In 1443 was established the first Portuguese factory in Africa, specifically in cabo Blanco, the factory was not only used to trade in objects, but that its most common use was the slave trade. In 1444 Tristão got arrived at the mouth of the Senegal, which he called Terra two black.

In 1445, Diego Alfonso sent to place a pedrão, the first of the stones that were to line the route of the Portuguese discoveries in cabo Blanco. In 1446 Álvaro Fernández reached Sierra Leone. During the following years scans stop, after a frantic pace in which each decade brought several discoveries to more significant. The reason is not clear, but we know that until the Portuguese claims were not sanctioned in 1454 by the Bull of Nicolás V Romanus Pontifex, which effectively put all lands discovered in the hands of Portugal, scans did not continue. In 1456, the new Pope, Callistus III, granted the order of Christ, which as we have already said Henry the Navigator was his grand master; the spiritual jurisdiction of the Islands, ports, land and places, from Cape Bojador to Guinea, and beyond its Southern beaches to the India.

While Enrique the Navigator did not realize her dream of sailing around Africa in search of the Spice route, his explorations gave an unexpected result since they led to the discovery of spices originating in Africa with which the Portuguese merchants made considerable fortunes and which are financed subsequent trips, including Vasco de Gama which eventually in 1498 the India reached by sea.

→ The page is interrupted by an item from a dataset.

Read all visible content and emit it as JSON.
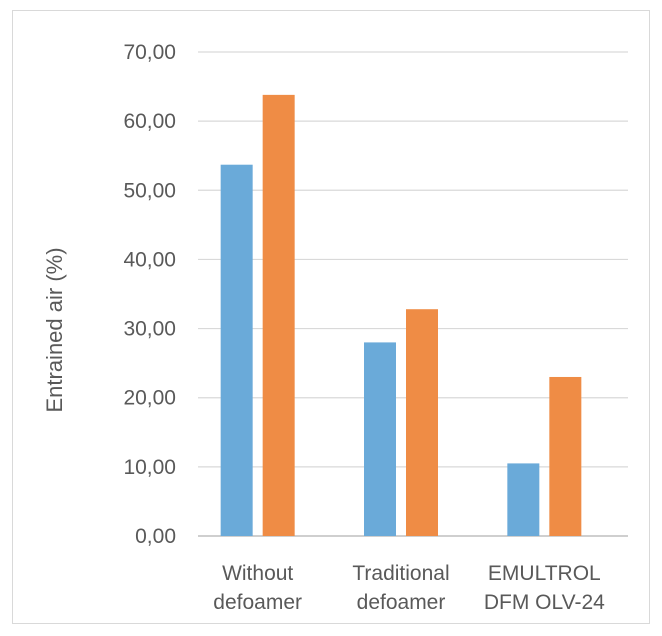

Enrique the Navigator died in 1460, the Portuguese Explorations suffered a setback, since the Portuguese infante had been increased support of sailors and men of science embarked on this project. On the other hand, the policy of the Portuguese monarch Alfonso V, more interested in exploiting the already discovered territory to take new explorations, contributed greatly to this unexpected brake of Portuguese discoveries, which were not resumed until the reign of Juan II.

Henry the Navigator left some manuscripts as: advice on the war in Africa and advice to his country when he left for Tangier.